At one point when the video cameras weren’t rolling — though the incident was caught by still photographers — Mr. Perry walked over Mr. Paul’s lectern, took hold of the congressman’s wrist and wagged his finger at him.

The physical exchange was matched by the intensity of the two men’s verbal attacks on each other.

The first shot was invited by the debate moderators, who asked Mr. Paul to expand on his accusations, made in recent days, that Mr. Perry, who has spent more than a decade as governor of Texas, is less conservative than voters think.

“Just take the HPV,” Mr. Paul said, referring to Mr. Perry’s scrapped plan to require schoolgirls in the state to be given a vaccine against the sexually transmitted virus. “Forcing 12-year-old girls to take an inoculation to prevent this sexually transmitted disease, this is not good medicine, I do not believe. I think it’s social misfit.”

Texas Gov. Rick Perry (left) and Rep. Ron Paul, Texas Republican, talk Sept. 7, 2011, during a break at a Republican presidential candidates debate at the Reagan Library in Simi Valley, Calif. (Associated Press)Texas Gov. Rick Perry (left) and Rep. Ron Paul, Texas Republican, talk Sept. 7, 2011, during a break at a Republican presidential candidates debate at the Reagan Library in Simi Valley, Calif. (Associated Press)

Mr. Perry acknowledged he’d gone about the plan the wrong way when he tried to bypass the legislature, but said he’d been trying to combat cervical cancer, which can result from HPV, and said his plan would have allowed parents to opt out of the inoculation program.

Later, after Mr. Perry criticized the health care law Mr. Romney signed in Massachusetts, Mr. Paul jumped in and said Mr. Perry should worry about his own record, since he had written “a really fancy letter supporting Hillarycare” — the health program former first lady Hillary Clinton tried to enact in the 1990s.

Mr. Perry fired back, pointing to a letter Mr. Paul wrote in 1987 announcing he was dropping out of the the party he now seeks to lead because he was disappointed in then-President Reagan.
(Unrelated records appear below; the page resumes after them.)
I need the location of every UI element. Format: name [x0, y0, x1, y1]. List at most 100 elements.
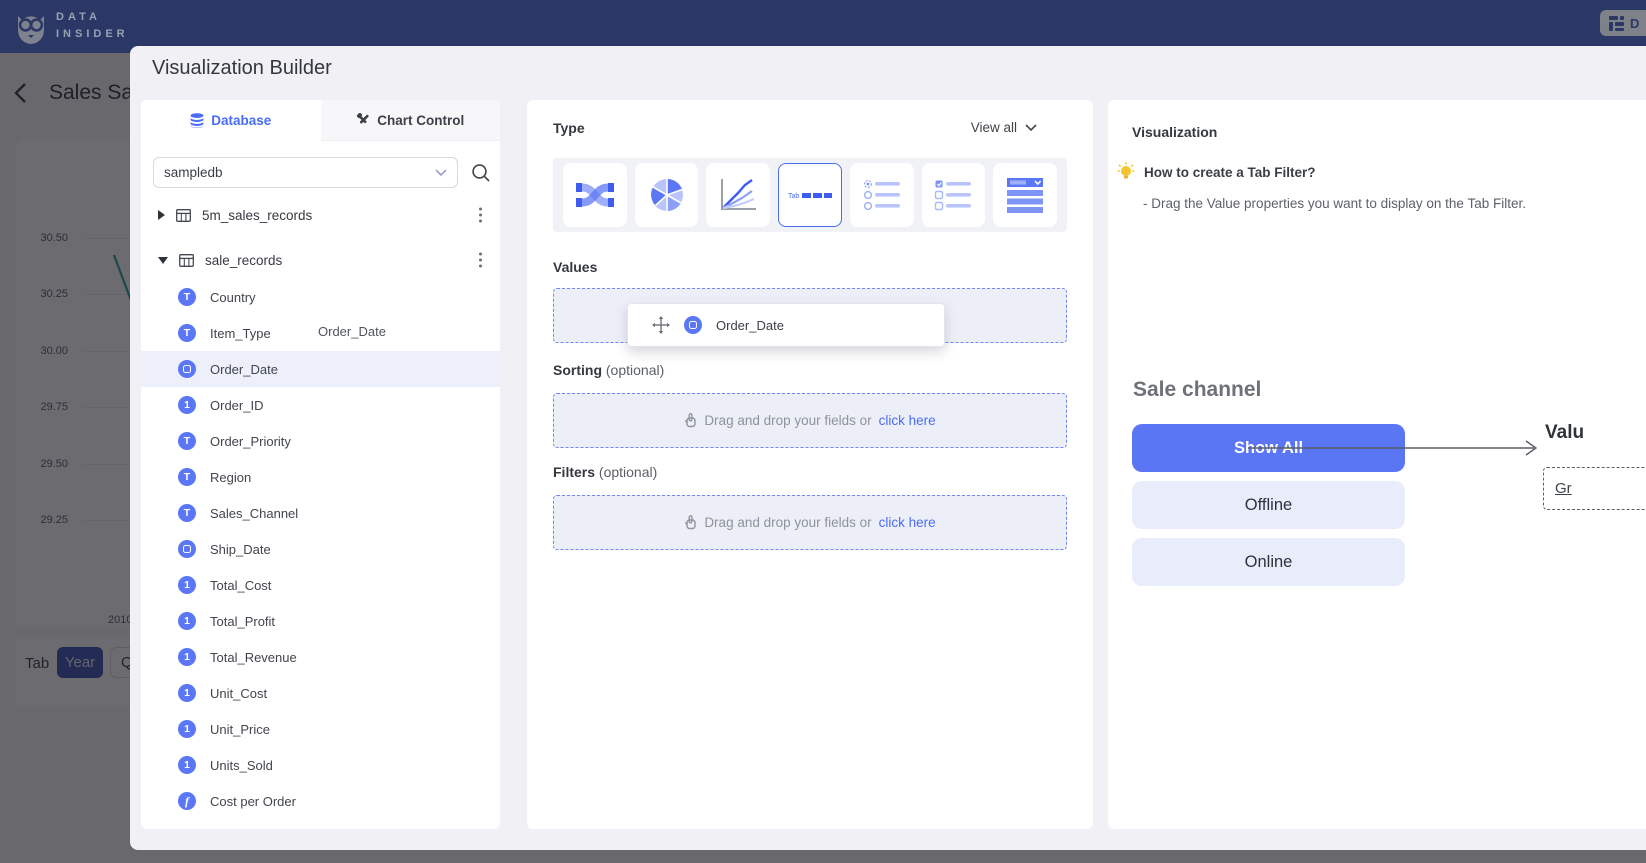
dashboard-button[interactable]: D — [1600, 10, 1646, 36]
drag-hand-icon — [684, 515, 697, 530]
chevron-down-icon — [435, 169, 447, 176]
field-name: Total_Revenue — [210, 650, 297, 665]
number-field-icon: 1 — [178, 648, 196, 666]
visualization-header: Visualization — [1132, 124, 1217, 140]
dragged-field-name: Order_Date — [716, 318, 784, 333]
visualization-builder-modal: Visualization Builder Database Chart C — [130, 46, 1646, 850]
tree-table-sale-records[interactable]: sale_records — [141, 243, 500, 277]
field-name: Cost per Order — [210, 794, 296, 809]
table-icon — [179, 254, 194, 267]
annotation-link[interactable]: Gr — [1555, 480, 1572, 497]
annotation-heading: Valu — [1545, 422, 1584, 444]
field-name: Order_Date — [210, 362, 278, 377]
field-name: Sales_Channel — [210, 506, 298, 521]
chart-type-dropdown[interactable] — [993, 163, 1057, 227]
channel-button-offline[interactable]: Offline — [1132, 481, 1405, 529]
kebab-menu-icon[interactable] — [479, 208, 482, 223]
tree-field-cost-per-order[interactable]: f Cost per Order — [141, 783, 500, 819]
click-here-link[interactable]: click here — [879, 413, 936, 428]
number-field-icon: 1 — [178, 756, 196, 774]
tree-field-total-revenue[interactable]: 1 Total_Revenue — [141, 639, 500, 675]
svg-text:Tab: Tab — [788, 193, 799, 200]
filters-dropzone[interactable]: Drag and drop your fields or click here — [553, 495, 1067, 550]
field-name: Item_Type — [210, 326, 271, 341]
modal-title: Visualization Builder — [152, 57, 332, 80]
tab-database[interactable]: Database — [141, 100, 321, 141]
database-select-value: sampledb — [164, 165, 223, 180]
field-name: Order_ID — [210, 398, 263, 413]
chart-type-radio-list[interactable] — [850, 163, 914, 227]
values-section-label: Values — [553, 259, 597, 275]
field-name: Ship_Date — [210, 542, 271, 557]
tree-field-region[interactable]: TRegion — [141, 459, 500, 495]
sorting-section-label: Sorting (optional) — [553, 362, 664, 378]
tree-field-units-sold[interactable]: 1 Units_Sold — [141, 747, 500, 783]
chart-type-strip: Tab — [553, 158, 1067, 232]
table-icon — [176, 209, 191, 222]
search-icon[interactable] — [471, 163, 491, 183]
tree-field-unit-cost[interactable]: 1Unit_Cost — [141, 675, 500, 711]
owl-logo-icon — [12, 8, 50, 46]
tree-field-unit-price[interactable]: 1 Unit_Price — [141, 711, 500, 747]
text-field-icon: T — [178, 468, 196, 486]
tree-field-total-profit[interactable]: 1 Total_Profit — [141, 603, 500, 639]
tip-title: How to create a Tab Filter? — [1144, 165, 1316, 180]
type-section-label: Type — [553, 120, 585, 136]
chart-type-line[interactable] — [706, 163, 770, 227]
function-field-icon: f — [178, 792, 196, 810]
tools-icon — [356, 113, 370, 127]
field-name: Order_Priority — [210, 434, 291, 449]
collapse-arrow-icon[interactable] — [158, 257, 168, 264]
tree-field-order-id[interactable]: 1Order_ID — [141, 387, 500, 423]
click-here-link[interactable]: click here — [879, 515, 936, 530]
number-field-icon: 1 — [178, 612, 196, 630]
lightbulb-icon — [1117, 162, 1135, 182]
text-field-icon: T — [178, 288, 196, 306]
view-all-button[interactable]: View all — [971, 120, 1037, 135]
tree-field-total-cost[interactable]: 1Total_Cost — [141, 567, 500, 603]
number-field-icon: 1 — [178, 720, 196, 738]
field-name: Country — [210, 290, 256, 305]
field-name: Unit_Price — [210, 722, 270, 737]
tab-chart-control-label: Chart Control — [377, 113, 464, 128]
channel-button-online[interactable]: Online — [1132, 538, 1405, 586]
tree-field-order-date[interactable]: Order_Date — [141, 351, 500, 387]
date-field-icon — [178, 540, 196, 558]
chevron-down-icon — [1025, 124, 1037, 131]
chart-type-pie[interactable] — [635, 163, 699, 227]
text-field-icon: T — [178, 324, 196, 342]
date-field-icon — [178, 360, 196, 378]
database-icon — [190, 113, 204, 128]
field-name: Total_Profit — [210, 614, 275, 629]
chart-type-tab-filter[interactable]: Tab — [778, 163, 842, 227]
number-field-icon: 1 — [178, 684, 196, 702]
chart-type-checkbox-list[interactable] — [922, 163, 986, 227]
number-field-icon: 1 — [178, 576, 196, 594]
tree-table-5m-sales-records[interactable]: 5m_sales_records — [141, 198, 500, 232]
builder-panel: Type View all Tab Values Drag and drop y… — [527, 100, 1093, 829]
left-panel: Database Chart Control sampledb — [141, 100, 500, 829]
tree-field-order-priority[interactable]: T Order_Priority — [141, 423, 500, 459]
sorting-dropzone[interactable]: Drag and drop your fields or click here — [553, 393, 1067, 448]
tree-field-sales-channel[interactable]: T Sales_Channel — [141, 495, 500, 531]
chart-type-sankey[interactable] — [563, 163, 627, 227]
pill-label: D — [1630, 16, 1639, 31]
layout-grid-icon — [1609, 16, 1624, 31]
filters-section-label: Filters (optional) — [553, 464, 657, 480]
tree-field-country[interactable]: T Country — [141, 279, 500, 315]
kebab-menu-icon[interactable] — [479, 253, 482, 268]
expand-arrow-icon[interactable] — [158, 210, 165, 220]
annotation-box: Gr — [1543, 467, 1646, 510]
drag-hand-icon — [684, 413, 697, 428]
field-name: Units_Sold — [210, 758, 273, 773]
text-field-icon: T — [178, 432, 196, 450]
tree-field-ship-date[interactable]: Ship_Date — [141, 531, 500, 567]
dragged-field-chip[interactable]: Order_Date — [627, 303, 945, 347]
text-field-icon: T — [178, 504, 196, 522]
field-list: TCountryTItem_TypeOrder_Date1Order_IDTOr… — [141, 279, 500, 819]
drag-source-ghost: Order_Date — [318, 324, 386, 339]
tip-body: - Drag the Value properties you want to … — [1143, 196, 1526, 211]
date-field-icon — [684, 316, 702, 334]
tab-chart-control[interactable]: Chart Control — [321, 100, 501, 141]
database-select[interactable]: sampledb — [153, 157, 458, 188]
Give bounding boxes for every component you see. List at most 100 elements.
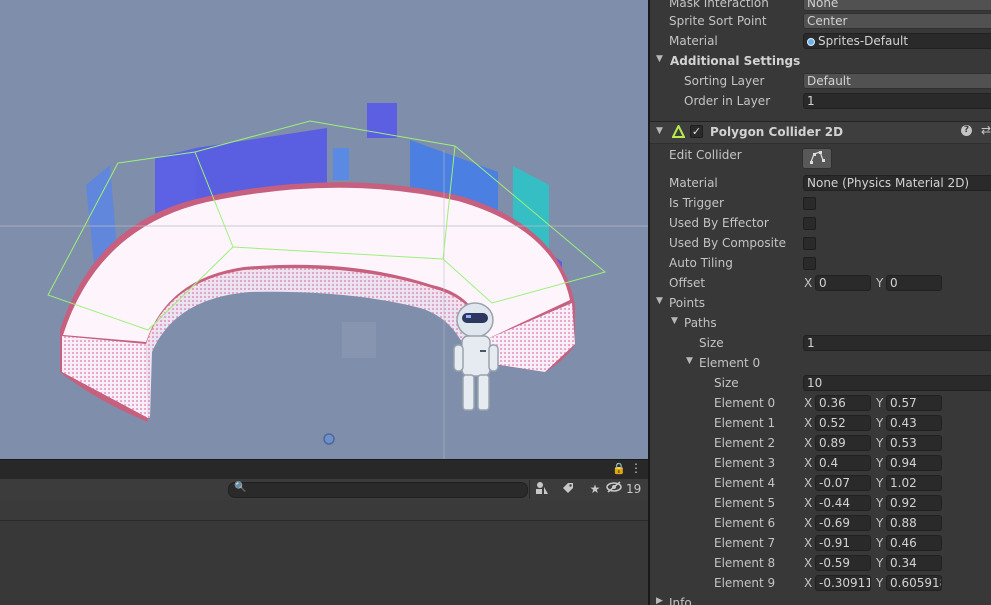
point-label: Element 2 bbox=[714, 436, 776, 450]
edit-collider-button[interactable] bbox=[802, 148, 832, 169]
search-icon: 🔍 bbox=[234, 482, 247, 493]
sorting-layer-dropdown[interactable]: Default bbox=[803, 73, 991, 89]
point-y-field[interactable]: 0.53 bbox=[886, 435, 942, 451]
point-y-field[interactable]: 0.92 bbox=[886, 495, 942, 511]
foldout-arrow-icon[interactable]: ▶ bbox=[656, 596, 663, 605]
auto-tiling-row: Auto Tiling bbox=[650, 254, 991, 274]
preset-icon[interactable]: ⇄ bbox=[981, 123, 991, 137]
point-row: Element 6 X -0.69 Y 0.88 bbox=[650, 514, 991, 534]
point-label: Element 0 bbox=[714, 396, 776, 410]
point-x-field[interactable]: 0.4 bbox=[815, 455, 871, 471]
point-y-field[interactable]: 0.94 bbox=[886, 455, 942, 471]
info-row[interactable]: ▶ Info bbox=[650, 594, 991, 605]
point-y-label: Y bbox=[876, 476, 884, 490]
lock-icon[interactable]: 🔒 bbox=[612, 462, 626, 475]
paths-label: Paths bbox=[684, 316, 717, 330]
is-trigger-checkbox[interactable] bbox=[803, 197, 816, 210]
paths-size-field[interactable]: 1 bbox=[803, 335, 991, 351]
renderer-material-row: Material Sprites-Default bbox=[650, 32, 991, 52]
point-x-field[interactable]: -0.07 bbox=[815, 475, 871, 491]
point-label: Element 3 bbox=[714, 456, 776, 470]
used-by-effector-row: Used By Effector bbox=[650, 214, 991, 234]
point-row: Element 9 X -0.30911 Y 0.605918 bbox=[650, 574, 991, 594]
point-x-field[interactable]: 0.52 bbox=[815, 415, 871, 431]
point-y-field[interactable]: 1.02 bbox=[886, 475, 942, 491]
point-row: Element 0 X 0.36 Y 0.57 bbox=[650, 394, 991, 414]
point-x-field[interactable]: -0.30911 bbox=[815, 575, 871, 591]
point-x-field[interactable]: 0.89 bbox=[815, 435, 871, 451]
foldout-arrow-icon[interactable]: ▼ bbox=[656, 296, 663, 306]
element-size-field[interactable]: 10 bbox=[803, 375, 991, 391]
point-y-field[interactable]: 0.43 bbox=[886, 415, 942, 431]
offset-y-field[interactable]: 0 bbox=[886, 275, 942, 291]
sorting-layer-row: Sorting Layer Default bbox=[650, 72, 991, 92]
point-row: Element 7 X -0.91 Y 0.46 bbox=[650, 534, 991, 554]
element-size-label: Size bbox=[714, 376, 739, 390]
scene-canvas[interactable] bbox=[0, 0, 648, 459]
offset-x-field[interactable]: 0 bbox=[815, 275, 871, 291]
console-panel: 🔒 ⋮ 🔍 ★ 19 bbox=[0, 459, 648, 605]
point-x-label: X bbox=[804, 496, 813, 510]
foldout-arrow-icon[interactable]: ▼ bbox=[656, 54, 663, 64]
point-x-field[interactable]: -0.91 bbox=[815, 535, 871, 551]
additional-settings-label: Additional Settings bbox=[670, 54, 801, 68]
renderer-material-value: Sprites-Default bbox=[818, 34, 909, 48]
sprite-sort-point-dropdown[interactable]: Center bbox=[803, 13, 991, 29]
points-label: Points bbox=[669, 296, 706, 310]
point-x-label: X bbox=[804, 476, 813, 490]
point-x-field[interactable]: 0.36 bbox=[815, 395, 871, 411]
used-by-effector-checkbox[interactable] bbox=[803, 217, 816, 230]
search-input[interactable]: 🔍 bbox=[228, 482, 528, 498]
inspector-panel: Mask Interaction None Sprite Sort Point … bbox=[650, 0, 991, 605]
point-y-field[interactable]: 0.46 bbox=[886, 535, 942, 551]
pivot-handle[interactable] bbox=[323, 433, 335, 445]
polygon-collider-header[interactable]: ▼ ✓ Polygon Collider 2D ? ⇄ bbox=[650, 121, 991, 144]
path-element-row[interactable]: ▼ Element 0 bbox=[650, 354, 991, 374]
point-x-field[interactable]: -0.44 bbox=[815, 495, 871, 511]
point-row: Element 8 X -0.59 Y 0.34 bbox=[650, 554, 991, 574]
point-x-label: X bbox=[804, 416, 813, 430]
point-label: Element 8 bbox=[714, 556, 776, 570]
foldout-arrow-icon[interactable]: ▼ bbox=[656, 126, 663, 136]
ghost-object bbox=[342, 322, 376, 358]
kebab-menu-icon[interactable]: ⋮ bbox=[630, 461, 642, 475]
help-icon[interactable]: ? bbox=[961, 125, 972, 136]
astronaut-sprite[interactable] bbox=[453, 302, 499, 411]
paths-size-label: Size bbox=[699, 336, 724, 350]
point-x-field[interactable]: -0.59 bbox=[815, 555, 871, 571]
material-icon bbox=[807, 38, 815, 46]
foldout-arrow-icon[interactable]: ▼ bbox=[686, 356, 693, 366]
additional-settings-row[interactable]: ▼ Additional Settings bbox=[650, 52, 991, 72]
eye-slash-icon[interactable] bbox=[605, 481, 623, 498]
edit-collider-icon bbox=[810, 151, 825, 164]
auto-tiling-label: Auto Tiling bbox=[669, 256, 733, 270]
foldout-arrow-icon[interactable]: ▼ bbox=[671, 316, 678, 326]
point-y-field[interactable]: 0.88 bbox=[886, 515, 942, 531]
point-y-field[interactable]: 0.34 bbox=[886, 555, 942, 571]
filter-by-label-icon[interactable] bbox=[557, 481, 579, 498]
points-row[interactable]: ▼ Points bbox=[650, 294, 991, 314]
point-row: Element 1 X 0.52 Y 0.43 bbox=[650, 414, 991, 434]
point-row: Element 5 X -0.44 Y 0.92 bbox=[650, 494, 991, 514]
paths-row[interactable]: ▼ Paths bbox=[650, 314, 991, 334]
point-x-field[interactable]: -0.69 bbox=[815, 515, 871, 531]
point-y-field[interactable]: 0.57 bbox=[886, 395, 942, 411]
auto-tiling-checkbox[interactable] bbox=[803, 257, 816, 270]
point-y-label: Y bbox=[876, 496, 884, 510]
filter-by-type-icon[interactable] bbox=[531, 481, 553, 498]
point-y-field[interactable]: 0.605918 bbox=[886, 575, 942, 591]
point-y-label: Y bbox=[876, 576, 884, 590]
scene-view[interactable] bbox=[0, 0, 648, 459]
renderer-material-field[interactable]: Sprites-Default bbox=[803, 33, 991, 49]
component-enabled-checkbox[interactable]: ✓ bbox=[690, 125, 703, 138]
point-row: Element 4 X -0.07 Y 1.02 bbox=[650, 474, 991, 494]
point-row: Element 3 X 0.4 Y 0.94 bbox=[650, 454, 991, 474]
mask-interaction-dropdown[interactable]: None bbox=[803, 0, 991, 11]
collider-material-row: Material None (Physics Material 2D) bbox=[650, 174, 991, 194]
order-in-layer-field[interactable]: 1 bbox=[803, 93, 991, 109]
sprite-sort-point-label: Sprite Sort Point bbox=[669, 14, 767, 28]
collider-material-field[interactable]: None (Physics Material 2D) bbox=[803, 175, 991, 191]
polygon-collider-icon bbox=[671, 123, 686, 141]
star-icon[interactable]: ★ bbox=[584, 481, 606, 498]
used-by-composite-checkbox[interactable] bbox=[803, 237, 816, 250]
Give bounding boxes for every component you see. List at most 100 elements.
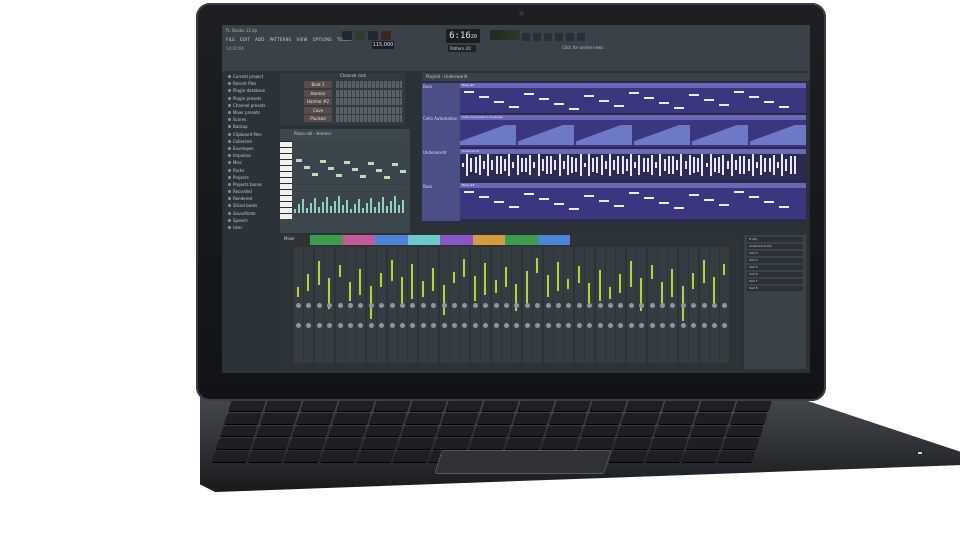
browser-item[interactable]: Clipboard files bbox=[226, 131, 278, 138]
volume-knob[interactable] bbox=[296, 323, 301, 328]
velocity-bar[interactable] bbox=[378, 202, 380, 213]
track-lane[interactable]: Bass #2 bbox=[460, 83, 806, 113]
pan-knob[interactable] bbox=[556, 303, 561, 308]
mixer-track[interactable] bbox=[439, 247, 449, 363]
velocity-bar[interactable] bbox=[302, 199, 304, 213]
pan-knob[interactable] bbox=[712, 303, 717, 308]
mixer-track[interactable] bbox=[699, 247, 709, 363]
note-grid[interactable] bbox=[292, 141, 406, 219]
pan-knob[interactable] bbox=[639, 303, 645, 308]
playlist-track[interactable]: Cello Automation Cello Automation envelop… bbox=[422, 115, 806, 149]
pan-knob[interactable] bbox=[296, 303, 301, 308]
channel-button[interactable]: Cave FX_delay bbox=[304, 106, 332, 120]
volume-knob[interactable] bbox=[337, 323, 343, 328]
note[interactable] bbox=[312, 173, 318, 176]
note[interactable] bbox=[336, 174, 342, 177]
pattern-song-toggle[interactable] bbox=[342, 31, 352, 40]
note[interactable] bbox=[344, 161, 350, 164]
pan-knob[interactable] bbox=[379, 303, 385, 308]
velocity-bar[interactable] bbox=[366, 203, 368, 213]
pan-knob[interactable] bbox=[649, 303, 655, 308]
velocity-bar[interactable] bbox=[362, 208, 364, 213]
volume-knob[interactable] bbox=[628, 323, 634, 328]
mixer-track[interactable] bbox=[366, 247, 376, 363]
pan-knob[interactable] bbox=[535, 303, 541, 308]
volume-knob[interactable] bbox=[649, 323, 655, 328]
pan-knob[interactable] bbox=[400, 303, 405, 308]
velocity-bar[interactable] bbox=[374, 207, 376, 213]
pattern-selector[interactable]: Pattern 20 bbox=[448, 45, 476, 52]
volume-knob[interactable] bbox=[608, 323, 613, 328]
note[interactable] bbox=[384, 176, 390, 179]
pan-knob[interactable] bbox=[410, 303, 416, 308]
pan-knob[interactable] bbox=[670, 303, 676, 308]
track-label[interactable]: Bass bbox=[422, 83, 460, 115]
mixer-track[interactable] bbox=[616, 247, 626, 363]
pan-knob[interactable] bbox=[493, 303, 499, 308]
pan-knob[interactable] bbox=[472, 303, 478, 308]
note[interactable] bbox=[392, 163, 398, 166]
volume-knob[interactable] bbox=[576, 323, 582, 328]
velocity-bar[interactable] bbox=[330, 206, 332, 213]
pan-knob[interactable] bbox=[316, 303, 322, 308]
volume-knob[interactable] bbox=[483, 323, 489, 328]
step-sequencer[interactable] bbox=[336, 115, 402, 122]
mixer-track[interactable] bbox=[491, 247, 501, 363]
browser-item[interactable]: Recorded bbox=[226, 188, 278, 195]
browser-item[interactable]: Recent files bbox=[226, 80, 278, 87]
browser-item[interactable]: Soundfonts bbox=[226, 210, 278, 217]
volume-knob[interactable] bbox=[431, 323, 437, 328]
volume-knob[interactable] bbox=[452, 323, 457, 328]
note[interactable] bbox=[304, 166, 310, 169]
velocity-bar[interactable] bbox=[354, 204, 356, 213]
pan-knob[interactable] bbox=[587, 303, 593, 308]
mixer-track[interactable] bbox=[304, 247, 314, 363]
volume-knob[interactable] bbox=[348, 323, 353, 328]
velocity-bar[interactable] bbox=[334, 201, 336, 213]
volume-knob[interactable] bbox=[368, 323, 374, 328]
playlist-track[interactable]: Bass Bass #3 bbox=[422, 183, 806, 221]
volume-knob[interactable] bbox=[701, 323, 707, 328]
volume-knob[interactable] bbox=[379, 323, 385, 328]
volume-knob[interactable] bbox=[712, 323, 717, 328]
mixer-track[interactable] bbox=[314, 247, 324, 363]
note[interactable] bbox=[368, 162, 374, 165]
browser-item[interactable]: Misc bbox=[226, 159, 278, 166]
mixer-track[interactable] bbox=[346, 247, 355, 363]
mixer-track[interactable] bbox=[626, 247, 636, 363]
fx-slot[interactable]: Slot 8 bbox=[747, 286, 803, 291]
volume-knob[interactable] bbox=[462, 323, 468, 328]
pan-knob[interactable] bbox=[306, 303, 312, 308]
volume-knob[interactable] bbox=[597, 323, 603, 328]
volume-knob[interactable] bbox=[691, 323, 697, 328]
pan-knob[interactable] bbox=[566, 303, 572, 308]
mixer-track[interactable] bbox=[294, 247, 303, 363]
play-button[interactable] bbox=[355, 31, 365, 40]
mixer-track[interactable] bbox=[460, 247, 470, 363]
browser-item[interactable]: Current project bbox=[226, 73, 278, 80]
fx-slot[interactable]: Slot 5 bbox=[747, 265, 803, 270]
fx-slot[interactable]: Slot 6 bbox=[747, 272, 803, 277]
pan-knob[interactable] bbox=[545, 303, 551, 308]
pan-knob[interactable] bbox=[691, 303, 697, 308]
menu-item[interactable]: EDIT bbox=[240, 37, 250, 42]
browser-item[interactable]: Backup bbox=[226, 123, 278, 130]
velocity-bar[interactable] bbox=[322, 202, 324, 213]
browser-item[interactable]: Impulses bbox=[226, 152, 278, 159]
browser-item[interactable]: User bbox=[226, 224, 278, 231]
step-sequencer[interactable] bbox=[336, 81, 402, 88]
online-news[interactable]: Click for online news bbox=[562, 45, 603, 50]
pan-knob[interactable] bbox=[420, 303, 426, 308]
channel-button[interactable]: Harmor #2 bbox=[304, 98, 332, 105]
pan-knob[interactable] bbox=[358, 303, 364, 308]
pan-knob[interactable] bbox=[337, 303, 343, 308]
mixer-track[interactable] bbox=[574, 247, 584, 363]
track-lane[interactable]: Bass #3 bbox=[460, 183, 806, 219]
velocity-bar[interactable] bbox=[298, 204, 300, 213]
mixer-track[interactable] bbox=[554, 247, 563, 363]
note[interactable] bbox=[360, 175, 366, 178]
mixer-track[interactable] bbox=[720, 247, 730, 363]
volume-knob[interactable] bbox=[524, 323, 530, 328]
volume-knob[interactable] bbox=[587, 323, 593, 328]
volume-knob[interactable] bbox=[566, 323, 572, 328]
“Speaking of letters, I was more interested in the one that you wrote to Ronald Reagan back and said I’m going to quit the party because of the things you believe in,” Mr. Perry said.

He didn’t any further before Mr. Paul insisted on responding.

“I support the message of Ronald Reagan. The message was great. But the consequence — we have to be honest with ourselves — it was not all that great,” Mr. Paul said.

The attacks kept up even during the commercial breaks — and not just on stage. Mr. Paul had paid to run an ad during the MSNBC broadcast attacking Mr. Perry, pointing to his support for Al Gore’s presidential bid in the 1980s, including twice calling the governor a “cheerleader.”

“Al Gore found a cheerleader in Texas named Rick Perry,” the ad announcer intones.